Motivation is the force that drives a person to action. In the context of business, when a

manager motivates a person, it means he inspires him to do a task that will lead to accomplishment of the organizational goals. Managers’ orders and instructions carry no meaning unless they are effectively followed and implemented by their subordinates. The subordinates shall follow these instructions only if they are both able and willing to do so. The creation of willingness in the subordinates to perform tasks that will lead to achievement of organizational goals is motivation. Motivation is a complex task because the factors that motivate an individual to work are themselves very complex and complicated. Financial incentives may be important for one worker while non-financial incentives may be important for the other. The manager must, therefore, be well equipped in the skills of determining as to what motivates the human behavior. In fact, motivation is an aspect of management where managers themselves need to be trained before they motivate their subordinates to execute the organizational tasks as per their orders and directions. An individual performs a particular behavioural activity, in the first instance, not because he wishes the organizational goals to be achieved but probably because that work will give him some financial rewards through which he can satisfy his personal needs and desires.

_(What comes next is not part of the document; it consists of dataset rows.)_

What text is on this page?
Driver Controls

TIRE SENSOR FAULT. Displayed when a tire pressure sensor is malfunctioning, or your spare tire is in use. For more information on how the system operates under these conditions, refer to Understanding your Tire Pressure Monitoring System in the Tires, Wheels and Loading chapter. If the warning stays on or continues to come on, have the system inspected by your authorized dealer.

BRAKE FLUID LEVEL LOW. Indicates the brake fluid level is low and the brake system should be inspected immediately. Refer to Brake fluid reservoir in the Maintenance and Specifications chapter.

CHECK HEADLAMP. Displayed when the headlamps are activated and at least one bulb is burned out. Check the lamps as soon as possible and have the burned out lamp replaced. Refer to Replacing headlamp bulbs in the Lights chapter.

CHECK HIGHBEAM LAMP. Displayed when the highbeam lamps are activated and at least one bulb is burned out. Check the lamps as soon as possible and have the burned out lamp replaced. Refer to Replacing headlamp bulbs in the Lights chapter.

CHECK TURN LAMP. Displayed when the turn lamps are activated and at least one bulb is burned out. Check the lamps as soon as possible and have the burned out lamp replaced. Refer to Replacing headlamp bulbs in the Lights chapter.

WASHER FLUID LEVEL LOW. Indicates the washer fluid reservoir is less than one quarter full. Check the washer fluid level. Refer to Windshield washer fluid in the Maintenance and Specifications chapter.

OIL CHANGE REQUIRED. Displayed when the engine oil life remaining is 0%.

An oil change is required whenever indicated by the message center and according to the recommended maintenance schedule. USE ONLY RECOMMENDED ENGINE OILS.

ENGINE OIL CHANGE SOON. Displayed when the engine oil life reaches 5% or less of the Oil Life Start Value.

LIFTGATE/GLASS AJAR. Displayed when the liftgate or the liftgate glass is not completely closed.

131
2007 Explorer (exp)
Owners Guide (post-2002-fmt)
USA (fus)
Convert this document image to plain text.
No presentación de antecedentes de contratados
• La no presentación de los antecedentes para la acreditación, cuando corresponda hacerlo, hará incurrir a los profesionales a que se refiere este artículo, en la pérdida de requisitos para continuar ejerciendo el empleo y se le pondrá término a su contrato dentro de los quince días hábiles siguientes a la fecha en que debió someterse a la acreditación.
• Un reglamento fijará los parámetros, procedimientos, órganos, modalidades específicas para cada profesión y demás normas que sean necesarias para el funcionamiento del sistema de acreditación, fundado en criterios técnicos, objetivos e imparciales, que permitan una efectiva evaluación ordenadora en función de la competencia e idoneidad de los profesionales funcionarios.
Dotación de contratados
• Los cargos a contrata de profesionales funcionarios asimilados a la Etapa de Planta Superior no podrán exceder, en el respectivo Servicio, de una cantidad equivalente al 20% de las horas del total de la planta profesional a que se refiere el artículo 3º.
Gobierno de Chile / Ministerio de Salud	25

The need is therefore the driving force that motivates human behavior in a given direction. Below are some of the definitions of motivation given by different management thinkers? According to Gibson: “motivation may be defined as the state of individual’s perspective which represents the strength of his or her propensity to exert effort toward some particular behavior”. According to Dublin: “motivation refers to expenditure of efforts towards a goal”. Steers and Porter: “motivation is the force that energizes behavior, gives direction to behavior and underlies the tendency to persist.”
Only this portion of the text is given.